Questions for Obama - courtesy of John Hawkins
There is a good bit from John Hawkins on townhall.com this morning - a list of 20 questions for Barack Obama. Hawkins is certainly correct that Obama has gotten nothing but softballs from the press so far. I'm not sure I agree that that asking him tough questions would force him to reveal any more specfics than he already has (to the extent that he has, I mean, which isn't saying much), nor do I think that backing him into a corner on substantive issues would do much to break his stride with his followers - many of whom don't seem to mind that they can't think of a good reason for supporting him. But it would certainly be entertaining for the rest of us, and would probably hurt him with the B voters (technical talk for "swing" voters).
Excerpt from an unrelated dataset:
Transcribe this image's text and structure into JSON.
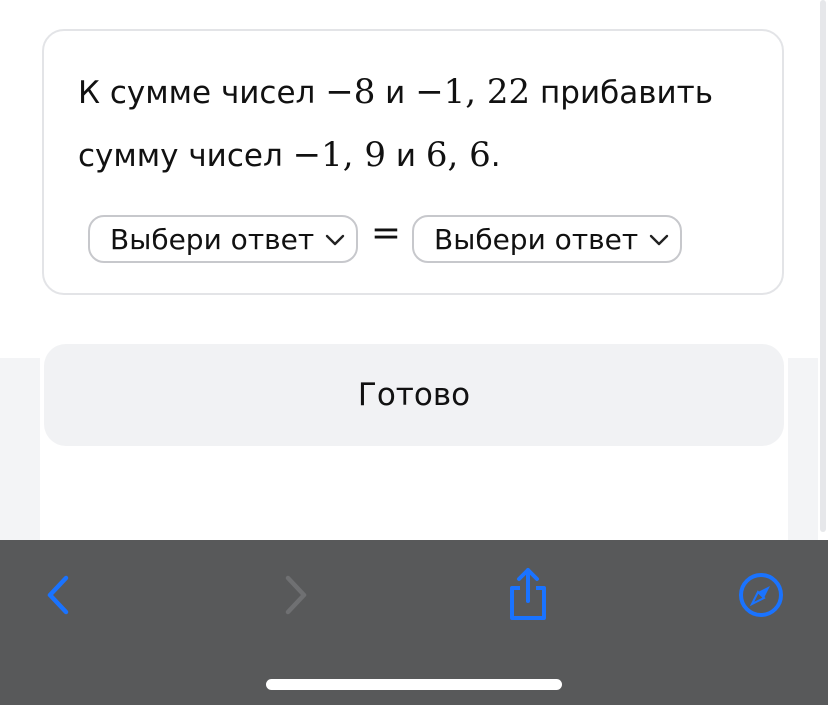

So here they are (largely paraphrased):
(1) The first asks Obama - who frequently talks about unity - what sort of compromises in his positions he would be willing to make to "unite" the American people behind him. Nice one! I'm really sick of this line from Obama too. You can't call yourself a "uniter" if your voting record is well to the left of what you know the public in general stands for. If what you have to offer is a better way than the status quo, then say THAT rather than that you are America made flesh, or whatever. Of course, this one could be problematic since ... does anyone actually know what Obama's positions on issues are? All I can gather so far is "welfare, hope, audacity, welfare, free money, hope." FDR redux.
(2) A restatement of the first question - this time asking why McCain, who actually does do bipartisan legislation, isn't more of a "uniter" than Obama? A fun score - maybe not the most substantive thing we could ask, though.
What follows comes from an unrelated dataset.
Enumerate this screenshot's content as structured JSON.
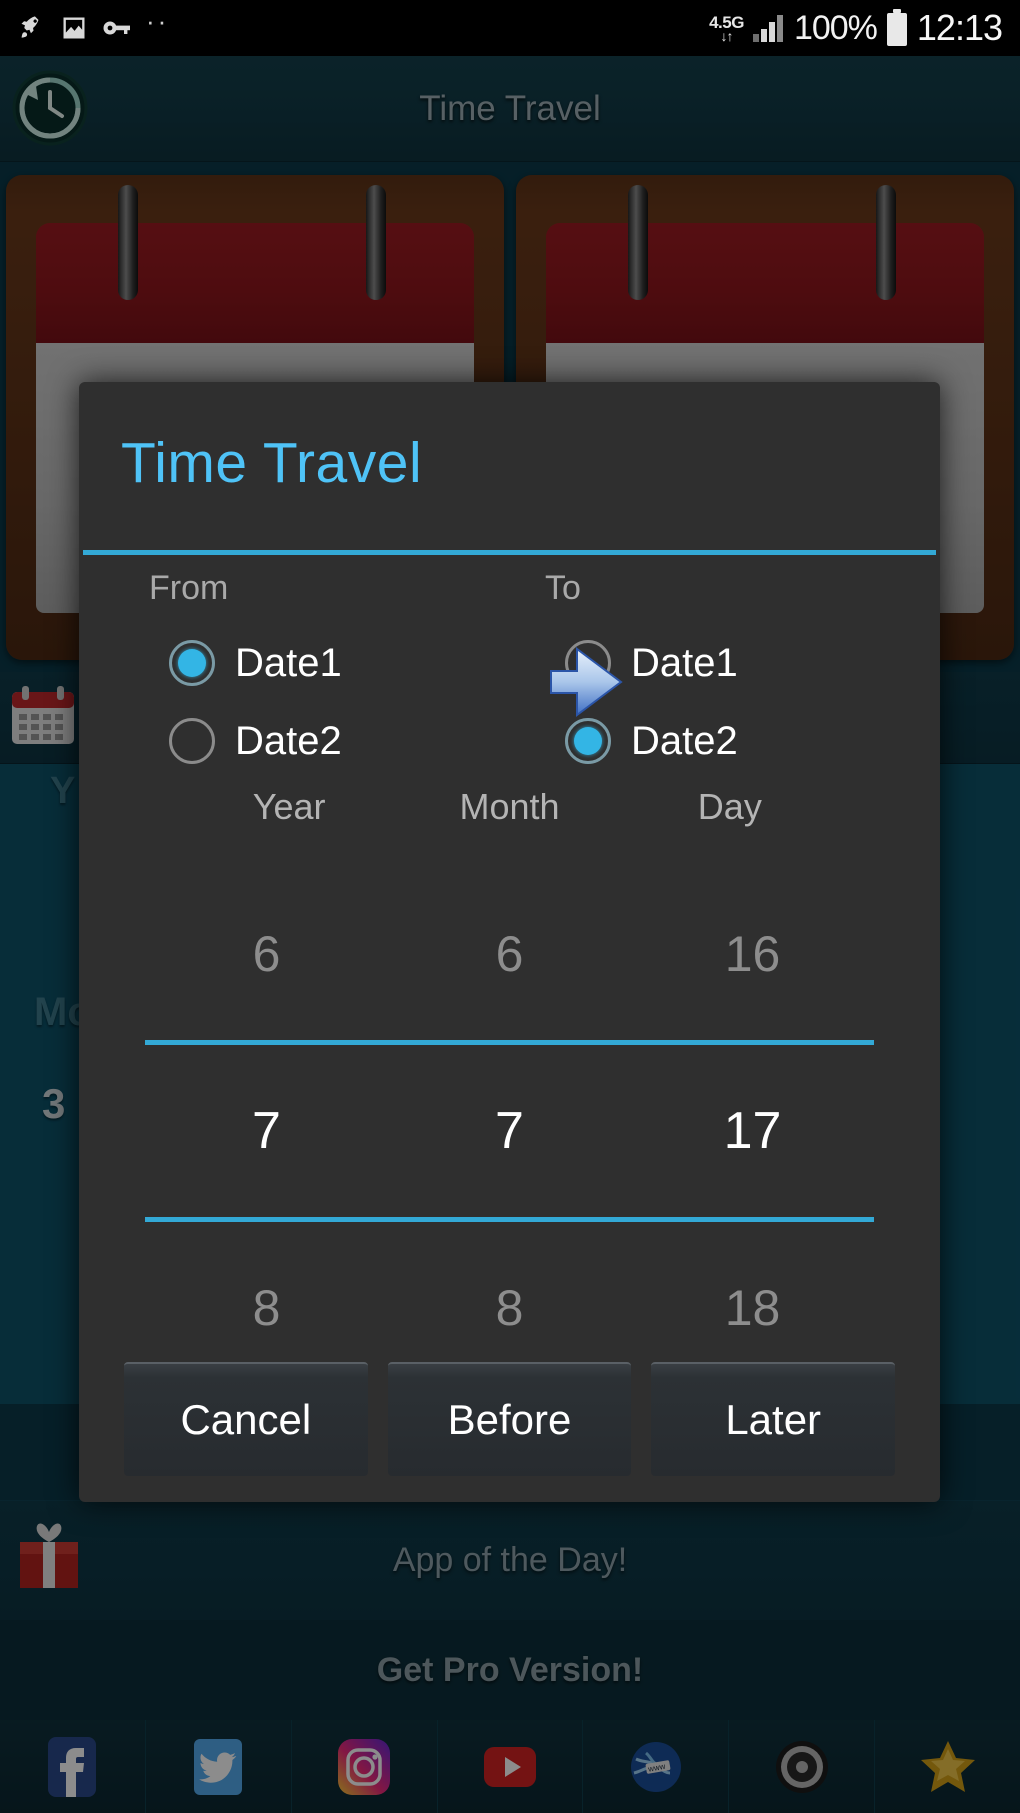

(3) The next two are about Jeremiah Wright. Agree - there are more questions to answer here. I'm satisfied with Obama's explanation for why he continued his assocation with Wright, actually. But I think I'd like to hear a clearer condemnation of "Black Liberation Theology." Black Liberation Theology is nothing if not racist, after all - so I think we the public have an interest in hearing a clear condemnation of it from this man who wants to be President.
(4) In a related note - a question about slavery reparations. Would Obama support a bill paying slavery reparations? Yes, for similar reasons to the above, I think we the public have an interest in knowing his intentions here. Slavery reparations are one of the great political absurdities of our time; we deserve to know what the presidential candidates think about them before casting our votes, and there are reasons to believe Obama would hedge on this issue.
(5) A question about Obama's support for the Global Poverty Act. Hear, hear! It is indeed disturbing that someone as tax-and-spend friendly as Obama is talking about shipping American wealth wholesale overseas to pay for ineffective, feelgood international development programs. There are better, and less expensive, ways to address the issues of poverty. Obama needs to state clearly that he will take care of the tax money we work hard to send the government.
(6) A question about Obama's opposition to the "Defense of Marriage Act." I'm definitely on Obama's side on this one. Yes, I'm touchy about gay marriage, mostly because I see clearly that gay rights activists are only interested in this as a way of forcing official endorsement of their lifestyles. Lifestyle is, or should be, a personal choice, and if large portions of the US public are disgusted by homosexuality, then sorry, but it is their right to be so, and "tolerance" demands that both sides afford each other rights while respecting their differences. There is little more "intolerant" than attempts by gay rights activists to obtain public endorsement by fiat in the form of legal gay marriage (especially when so many of them are hypocritically opposed to extending the same recognition to polygamists). That said, respecting the rights of members of the gay community demands, I think, that we "devolve" marriage in general. It is a private issue to be decided by private individuals - taking whatever form (among consenting adults, of course - I'm not condoning marriage with those not of legal age) they and their lawyers see fit. The federal government should never have been involved. And for this reason, Obama is right to oppose the "Defense of Marriage Act" - because "defending marriage" is definitely NOT in the goernment's job description. Marriage, in the legal sense, should be nothing more than a system of private contracts.
(7) A question about partial birth abortion that doesn't need to be asked. Of course Obama is in favor of overturning the Partial Birth Abortion Ban Act.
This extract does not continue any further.